Tool No. 2. A tool to browse careers by industry. This is just another way to find the same information about jobs as with Tool No. 1, but you will get a broader sense of what types of jobs are available in a particular industry. For example, using construction as an example brings up more than 40 types of construction jobs and another nearly 40 jobs that may work in construction.

Tool No. 3. This tool is an interest profiler, or “tell us what you like to do,” and by answering a set of 60 questions can help you pinpoint what type of work might be appropriate for you. When answering the questions, you’re not supposed to think about whether you have the education to do a particular job or how much money you might make. Just whether you would like to do the things it asks. After you complete the questionnaire you will discover your interests and what type of work might require these interests.

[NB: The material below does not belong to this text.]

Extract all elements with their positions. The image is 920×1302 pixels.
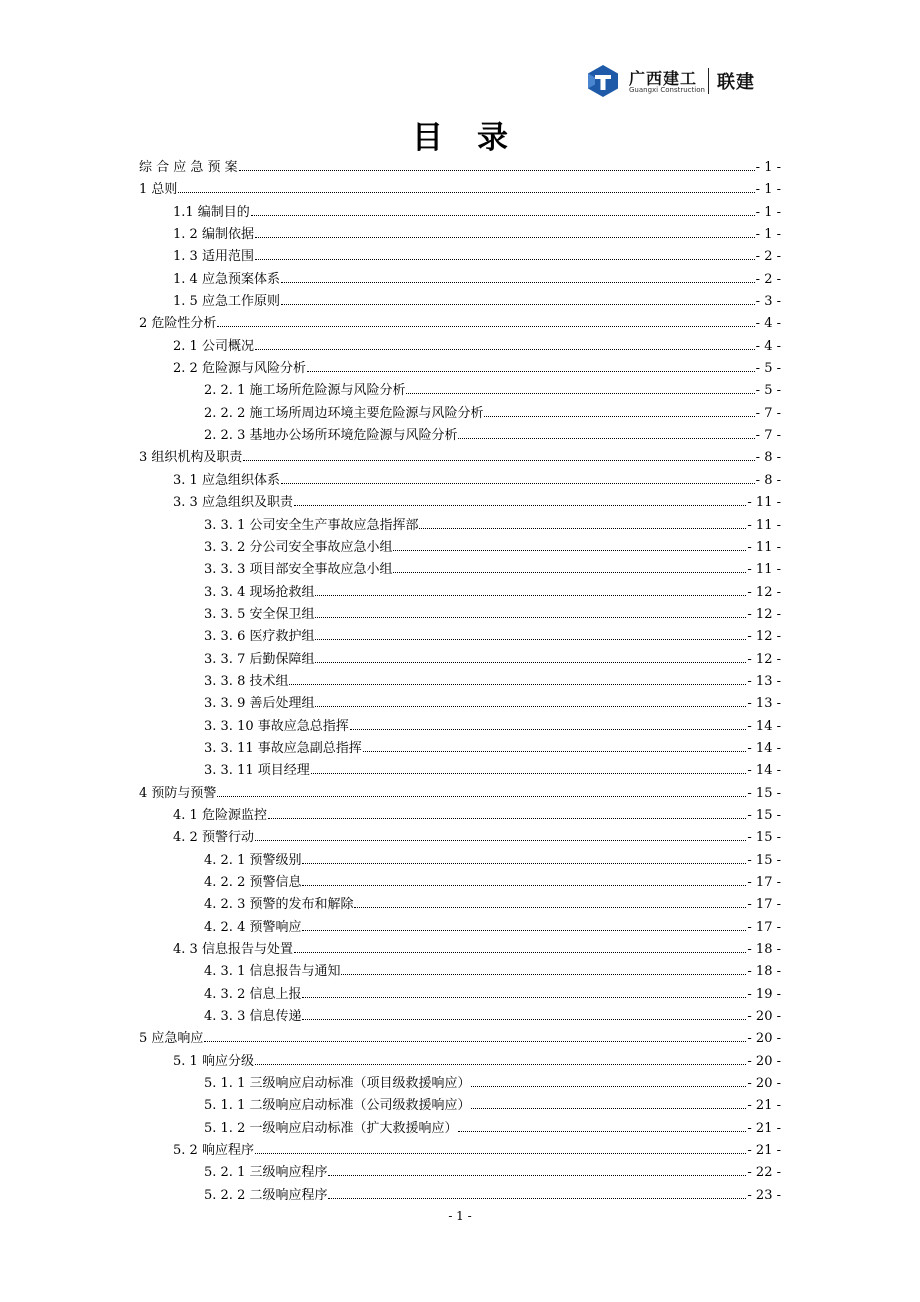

Once you determine what type of job you might be interested in, the site also includes links to sections on jobs that are:

  • likely to have apprenticeship programs.
  • ranked by the amount of preparation and training involved,
  • expected to grow rapidly, have large numbers of openings or are new opportunities
  • in the green economy

Spending time on the My Next Move website will help you gain insight into new possibilities that you may have not considered. My Next Move, along with some of the resources on the Jails to Jobs website, will give you a head start as you begin to search for employment. We hope they will help you in your efforts.